The vodka and jam products are made through Skybury's excess fruit, meaning produce that is too small or too ripe to be shipped from the farm. Ms MacLaughlin says it is about creating value for a product that might not make it into an existing market.
Another project that Skybury is working on is cosmetic products, from the seed of the papaya.
"You can actually dry it and get an oil out of it," Ms MacLaughlin said. "That oil has amazing fatty acid components and is highly valued in the beauty industry. So, it goes towards a range of oils and serums."
The Skybury plantation is based near Mareeba, north of Cairns in Far North Queensland, it also grows coffee and has a retail store and cafe on-site, with farm visits. It was the first commercial plantation to introduce the larger red varieties to the Australian market. Another way Ms MacLaughlin says the company is aiming to attract consumers is through looking into new varieties through research and development, which she notes will always remain a core part of the business.

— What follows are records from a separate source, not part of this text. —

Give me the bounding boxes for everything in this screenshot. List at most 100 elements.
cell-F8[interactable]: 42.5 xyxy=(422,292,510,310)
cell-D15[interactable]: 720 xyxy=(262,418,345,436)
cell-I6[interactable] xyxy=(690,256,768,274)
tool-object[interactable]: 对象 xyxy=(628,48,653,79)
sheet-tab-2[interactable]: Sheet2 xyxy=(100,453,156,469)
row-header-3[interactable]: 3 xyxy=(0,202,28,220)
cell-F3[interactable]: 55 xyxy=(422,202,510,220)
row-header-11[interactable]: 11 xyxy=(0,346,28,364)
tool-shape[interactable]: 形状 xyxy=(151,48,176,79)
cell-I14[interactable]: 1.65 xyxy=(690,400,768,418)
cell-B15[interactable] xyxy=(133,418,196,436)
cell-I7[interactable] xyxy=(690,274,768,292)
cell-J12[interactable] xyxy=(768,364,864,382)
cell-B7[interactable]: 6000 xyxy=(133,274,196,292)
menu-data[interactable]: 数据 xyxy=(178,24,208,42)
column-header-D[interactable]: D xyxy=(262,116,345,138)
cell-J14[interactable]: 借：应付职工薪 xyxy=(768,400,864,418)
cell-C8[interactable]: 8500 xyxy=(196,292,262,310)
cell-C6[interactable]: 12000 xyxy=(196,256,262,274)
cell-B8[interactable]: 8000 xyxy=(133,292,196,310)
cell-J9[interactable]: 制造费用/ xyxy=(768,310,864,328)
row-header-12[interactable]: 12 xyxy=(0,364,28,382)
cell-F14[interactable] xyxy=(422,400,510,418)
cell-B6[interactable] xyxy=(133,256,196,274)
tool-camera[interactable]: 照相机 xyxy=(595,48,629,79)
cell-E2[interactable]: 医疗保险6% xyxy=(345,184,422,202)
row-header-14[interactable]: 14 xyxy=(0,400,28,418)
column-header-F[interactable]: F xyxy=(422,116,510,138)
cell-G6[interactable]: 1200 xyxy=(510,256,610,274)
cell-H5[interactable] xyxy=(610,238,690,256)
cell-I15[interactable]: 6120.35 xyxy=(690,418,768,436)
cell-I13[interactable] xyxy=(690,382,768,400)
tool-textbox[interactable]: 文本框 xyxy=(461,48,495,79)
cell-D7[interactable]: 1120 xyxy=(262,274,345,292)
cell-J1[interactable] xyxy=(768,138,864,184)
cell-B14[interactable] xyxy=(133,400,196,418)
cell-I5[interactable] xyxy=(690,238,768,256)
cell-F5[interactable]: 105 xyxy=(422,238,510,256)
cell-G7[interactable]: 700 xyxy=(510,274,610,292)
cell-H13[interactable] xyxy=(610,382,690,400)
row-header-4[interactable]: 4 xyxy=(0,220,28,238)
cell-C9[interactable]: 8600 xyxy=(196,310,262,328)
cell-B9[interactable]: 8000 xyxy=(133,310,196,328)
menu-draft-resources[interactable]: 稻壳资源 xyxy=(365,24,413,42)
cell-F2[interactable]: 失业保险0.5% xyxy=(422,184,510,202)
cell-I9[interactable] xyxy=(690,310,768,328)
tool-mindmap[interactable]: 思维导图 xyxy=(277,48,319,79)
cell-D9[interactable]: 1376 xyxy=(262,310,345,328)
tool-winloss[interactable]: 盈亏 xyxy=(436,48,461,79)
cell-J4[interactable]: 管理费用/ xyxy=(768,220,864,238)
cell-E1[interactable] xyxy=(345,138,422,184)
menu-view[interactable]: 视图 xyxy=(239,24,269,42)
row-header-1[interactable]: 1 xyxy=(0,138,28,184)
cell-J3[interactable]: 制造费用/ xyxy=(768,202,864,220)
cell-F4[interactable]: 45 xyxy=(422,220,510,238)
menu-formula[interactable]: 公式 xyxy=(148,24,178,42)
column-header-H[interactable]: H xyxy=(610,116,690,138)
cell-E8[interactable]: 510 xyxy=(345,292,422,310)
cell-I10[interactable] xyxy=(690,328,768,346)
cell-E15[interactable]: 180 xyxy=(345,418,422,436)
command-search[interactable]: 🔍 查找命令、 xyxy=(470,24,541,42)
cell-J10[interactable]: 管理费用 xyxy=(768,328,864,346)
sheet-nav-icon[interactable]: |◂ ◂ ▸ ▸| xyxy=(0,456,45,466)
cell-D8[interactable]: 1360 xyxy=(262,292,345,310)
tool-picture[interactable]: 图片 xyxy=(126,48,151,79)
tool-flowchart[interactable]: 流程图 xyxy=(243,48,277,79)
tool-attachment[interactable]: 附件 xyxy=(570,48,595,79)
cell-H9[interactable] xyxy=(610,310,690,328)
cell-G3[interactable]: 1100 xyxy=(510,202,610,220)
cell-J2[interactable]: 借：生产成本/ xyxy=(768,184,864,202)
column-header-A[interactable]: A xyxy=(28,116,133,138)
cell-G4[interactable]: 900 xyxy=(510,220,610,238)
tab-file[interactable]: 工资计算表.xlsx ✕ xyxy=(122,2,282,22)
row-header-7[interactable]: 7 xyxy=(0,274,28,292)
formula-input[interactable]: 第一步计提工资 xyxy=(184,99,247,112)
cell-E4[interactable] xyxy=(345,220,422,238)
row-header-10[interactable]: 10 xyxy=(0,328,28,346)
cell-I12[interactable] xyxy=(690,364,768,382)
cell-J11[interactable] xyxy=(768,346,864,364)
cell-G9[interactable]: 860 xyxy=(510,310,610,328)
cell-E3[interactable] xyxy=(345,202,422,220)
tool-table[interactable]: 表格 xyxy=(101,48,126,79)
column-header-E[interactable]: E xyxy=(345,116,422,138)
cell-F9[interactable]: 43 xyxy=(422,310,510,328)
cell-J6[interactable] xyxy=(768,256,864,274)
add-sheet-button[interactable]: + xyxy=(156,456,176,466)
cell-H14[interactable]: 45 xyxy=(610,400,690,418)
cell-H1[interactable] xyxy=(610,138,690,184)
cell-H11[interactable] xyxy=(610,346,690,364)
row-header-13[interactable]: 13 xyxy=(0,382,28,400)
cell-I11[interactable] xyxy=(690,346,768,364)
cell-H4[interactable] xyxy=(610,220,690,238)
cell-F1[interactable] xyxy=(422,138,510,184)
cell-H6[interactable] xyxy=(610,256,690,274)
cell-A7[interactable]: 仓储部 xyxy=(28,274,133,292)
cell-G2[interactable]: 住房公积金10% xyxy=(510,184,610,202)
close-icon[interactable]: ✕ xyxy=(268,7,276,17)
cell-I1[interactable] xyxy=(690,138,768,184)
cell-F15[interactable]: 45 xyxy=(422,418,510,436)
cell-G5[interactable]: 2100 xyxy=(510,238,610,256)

"We are always after something that is sweet and has a bit of shelf life," she said. "For us, it is all about the consumer and how we can improve their eating experience. So, we ask can we improve our Brix, because that is what I think really makes our product stand out; it is always sweet, but can we take that to another level. Then we are also looking at improvements that we can make on-farm as well, in terms of improving the longevity of the plant or decreasing the mortality rate. When you are farming, you are always looking for improvements on-farm to make us more sustainable and improve the eating experience of the fruit for consumers."